Let us say we are interested in the proportion of cart
events in a user’s path. So the func
parameter will look like this:
def cart_share(df):
return len(df[df['event'] == 'cart']) / len(df)
The interface of the func
function expects its single argument to be a pandas.DataFrame that contains a single user path. The function output must be a either a scalar number or a string. For example, if we pick a some_user
id and apply cart_share
function to the corresponding trajectory, we get the metric value of a single user.
some_user = user_groups[0][378]
cart_share(data[data['user_id'] == some_user])
0.15384615384615385
Let us run the test that is defined by test
argument. There is no need to specify a test hypothesis type - when applicable, the method computes the statistics for both one-sided hypothesis tests. Stattests
outputs the statistic that could be significant, indicating which of the groups metric value could be greater:
stream.stattests(
groups=user_groups,
func=cart_share,
group_names=['random_group_1', 'random_group_2'],
test='ttest'
)
random_group_1 (mean ± SD): 0.075 ± 0.095, n = 1875
random_group_2 (mean ± SD): 0.078 ± 0.102, n = 1876
'random_group_1' is greater than 'random_group_2' with p-value: 0.21369
power of the test: 8.85%
The method outputs the test p-value, along with group statistics and an estimate of test power (which is a heuristic designed for t-test). As expected, we see that the p-value is too high to register a statistical difference.
Test power#
Changing the alpha
parameter will influence estimated power of the test. For example, if we lower if to 0.01 (from the default 0.05), we would expect the power to also drop:
stream.stattests(
groups=user_groups,
func=cart_share,
group_names=['random_group_1', 'random_group_2'],
test='ttest',
alpha=0.01
)
random_group_1 (mean ± SD): 0.075 ± 0.095, n = 1875
random_group_2 (mean ± SD): 0.078 ± 0.102, n = 1876
'random_group_1' is greater than 'random_group_2' with p-value: 0.21369
power of the test: 2.11%
Categorical variables#
We might be interested in testing for difference in a categorical variable - for instance, in an indicator variable that indicates whether a user entered cart
state zero, one, two or more than two times. In such cases, a contingency table independence test could be suitable.

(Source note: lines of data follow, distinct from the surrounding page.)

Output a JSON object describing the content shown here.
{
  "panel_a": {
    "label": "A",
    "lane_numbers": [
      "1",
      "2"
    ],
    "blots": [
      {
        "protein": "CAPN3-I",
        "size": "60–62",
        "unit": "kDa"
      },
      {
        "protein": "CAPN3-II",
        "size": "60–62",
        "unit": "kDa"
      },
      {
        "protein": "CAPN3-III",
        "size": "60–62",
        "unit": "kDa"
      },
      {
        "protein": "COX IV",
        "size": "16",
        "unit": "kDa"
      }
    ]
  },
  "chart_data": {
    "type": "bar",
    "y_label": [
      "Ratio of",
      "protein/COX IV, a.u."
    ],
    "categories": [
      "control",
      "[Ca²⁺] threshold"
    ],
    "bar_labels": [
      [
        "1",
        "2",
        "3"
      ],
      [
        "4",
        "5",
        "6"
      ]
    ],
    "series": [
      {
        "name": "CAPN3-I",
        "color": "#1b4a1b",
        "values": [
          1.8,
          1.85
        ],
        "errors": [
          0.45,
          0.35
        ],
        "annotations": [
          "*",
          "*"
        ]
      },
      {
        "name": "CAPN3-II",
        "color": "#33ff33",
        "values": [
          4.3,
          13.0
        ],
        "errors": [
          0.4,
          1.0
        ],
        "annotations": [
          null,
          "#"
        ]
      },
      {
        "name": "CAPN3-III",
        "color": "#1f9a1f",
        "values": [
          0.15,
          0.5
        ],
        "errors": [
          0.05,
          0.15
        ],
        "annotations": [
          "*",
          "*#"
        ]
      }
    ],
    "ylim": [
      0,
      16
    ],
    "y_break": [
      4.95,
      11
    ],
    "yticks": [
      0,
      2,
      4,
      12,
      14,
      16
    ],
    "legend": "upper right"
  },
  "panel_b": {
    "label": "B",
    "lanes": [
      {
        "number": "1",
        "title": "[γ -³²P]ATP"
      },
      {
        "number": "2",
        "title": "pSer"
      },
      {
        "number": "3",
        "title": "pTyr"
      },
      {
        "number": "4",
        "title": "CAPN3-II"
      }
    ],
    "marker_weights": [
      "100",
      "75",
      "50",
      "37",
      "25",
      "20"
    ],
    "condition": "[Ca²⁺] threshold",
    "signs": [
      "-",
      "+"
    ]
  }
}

Let us check if the distribution of the mentioned variable differs between the users who checked:
product1
exclusivelyproduct2
exclusively:
user_group_1 = set(data[data['event'] == 'product1']['user_id'])
user_group_2 = set(data[data['event'] == 'product2']['user_id'])
user_group_1 -= user_group_1 & user_group_2
user_group_2 -= user_group_1 & user_group_2
def cart_count(df):
cart_count = len(df[df['event'] == 'cart'])
if cart_count <= 2:
return str(cart_count)
return '>2'
some_user = user_groups[0][378]
cart_count(data[data['user_id'] == some_user])
'2'
some_user = user_groups[0][379]
cart_count(data[data['user_id'] == some_user])
'0'
To test the statistical difference between the distribution of 0
, 1
, 2
, and >2
categories we apply chi2_contingency
test.
stream.stattests(
groups=(user_group_1, user_group_2),
func=cart_count,
group_names=('product_1_group', 'product_2_group'),
test='chi2_contingency'
)
product_1_group (size): n = 580
product_2_group (size): n = 1430
Group difference test with p-value: 0.00000
In this case, the output contains only the group_names
, group sizes and the resulting test statistics. We can see that the variable of interest indeed differs between the exclusive users of two products.